In video security, the ability to re-identify people as they move among many cameras — some placed where networks can’t reach — requires data models and AI processing in the actual cameras. In this case, generative AI can be applied to automated descriptions of what the cameras see through simple queries like, “Find the 8-year-old child with the red T-shirt and baseball cap.”

That’s generative AI at the edge.

Developments in Edge AI

Through the adoption of a new class of AI processors and the development of leaner, more efficient, though no-less-powerful generative AI data models, edge devices can be designed to operate intelligently where cloud connectivity is impossible or undesirable.

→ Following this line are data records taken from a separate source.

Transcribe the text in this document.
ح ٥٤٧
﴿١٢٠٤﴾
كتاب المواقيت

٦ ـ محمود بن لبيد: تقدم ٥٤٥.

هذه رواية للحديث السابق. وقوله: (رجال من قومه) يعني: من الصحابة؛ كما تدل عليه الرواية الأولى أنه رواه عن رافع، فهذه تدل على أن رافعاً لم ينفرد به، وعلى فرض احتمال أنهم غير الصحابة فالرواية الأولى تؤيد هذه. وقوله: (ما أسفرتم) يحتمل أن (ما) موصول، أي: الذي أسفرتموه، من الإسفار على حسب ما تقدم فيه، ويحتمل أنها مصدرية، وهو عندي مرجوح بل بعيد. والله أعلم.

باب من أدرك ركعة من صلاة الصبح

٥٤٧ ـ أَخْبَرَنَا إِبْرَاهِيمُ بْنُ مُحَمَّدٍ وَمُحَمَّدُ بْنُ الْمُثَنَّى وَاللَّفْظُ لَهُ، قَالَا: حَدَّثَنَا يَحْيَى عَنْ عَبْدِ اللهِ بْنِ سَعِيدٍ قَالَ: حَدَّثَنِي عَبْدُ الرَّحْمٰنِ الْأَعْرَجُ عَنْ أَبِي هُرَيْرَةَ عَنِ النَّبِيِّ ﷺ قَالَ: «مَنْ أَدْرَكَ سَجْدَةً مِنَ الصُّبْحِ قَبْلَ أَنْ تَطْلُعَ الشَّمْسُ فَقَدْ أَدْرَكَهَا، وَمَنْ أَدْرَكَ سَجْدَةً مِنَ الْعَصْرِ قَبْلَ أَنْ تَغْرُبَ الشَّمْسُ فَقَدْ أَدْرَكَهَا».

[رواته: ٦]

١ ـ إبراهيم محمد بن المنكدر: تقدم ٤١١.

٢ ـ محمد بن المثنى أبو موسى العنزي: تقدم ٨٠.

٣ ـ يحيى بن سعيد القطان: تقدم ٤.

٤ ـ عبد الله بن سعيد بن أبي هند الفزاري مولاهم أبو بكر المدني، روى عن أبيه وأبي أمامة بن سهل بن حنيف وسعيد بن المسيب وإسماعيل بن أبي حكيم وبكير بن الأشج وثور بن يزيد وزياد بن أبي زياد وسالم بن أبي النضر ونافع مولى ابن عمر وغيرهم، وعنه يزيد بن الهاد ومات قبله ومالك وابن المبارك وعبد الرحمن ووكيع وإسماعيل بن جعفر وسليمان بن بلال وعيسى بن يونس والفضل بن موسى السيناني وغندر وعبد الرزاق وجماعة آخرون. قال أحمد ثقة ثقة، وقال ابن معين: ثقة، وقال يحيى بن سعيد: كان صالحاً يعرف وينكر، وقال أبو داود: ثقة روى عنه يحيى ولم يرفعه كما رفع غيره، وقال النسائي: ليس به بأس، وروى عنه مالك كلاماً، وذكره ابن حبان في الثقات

Of course, cloud processing will remain a critical component of generative AI. For example, training AI models will remain in the cloud. But the act of applying user inputs to those models, called inferencing, can — and in many cases should — happen at the edge.

The industry is already developing leaner, smaller, more efficient AI models that can be loaded onto edge devices. Companies like Hailo manufacture AI processors purpose-designed to perform neural network processing. Such neural-network processors not only handle AI models incredibly rapidly, but they also do so with less power, making them energy efficient and apt to a variety of edge devices, from smartphones to cameras.

Processing generative AI at the edge can also effectively load-balance growing workloads, allow applications to scale more stably, relieve cloud data centers of costly processing, and help them reduce their carbon footprint.

Generative AI is poised to change computing again. In the future, the LLM on your laptop may auto-update the same way your OS does today — and function in much the same way. But to get there, we’ll need to enable generative AI processing at the network’s edge. The result promises to be greater performance, energy efficiency, and privacy and security. All of which leads to AI applications that change the world as much as generative AI itself.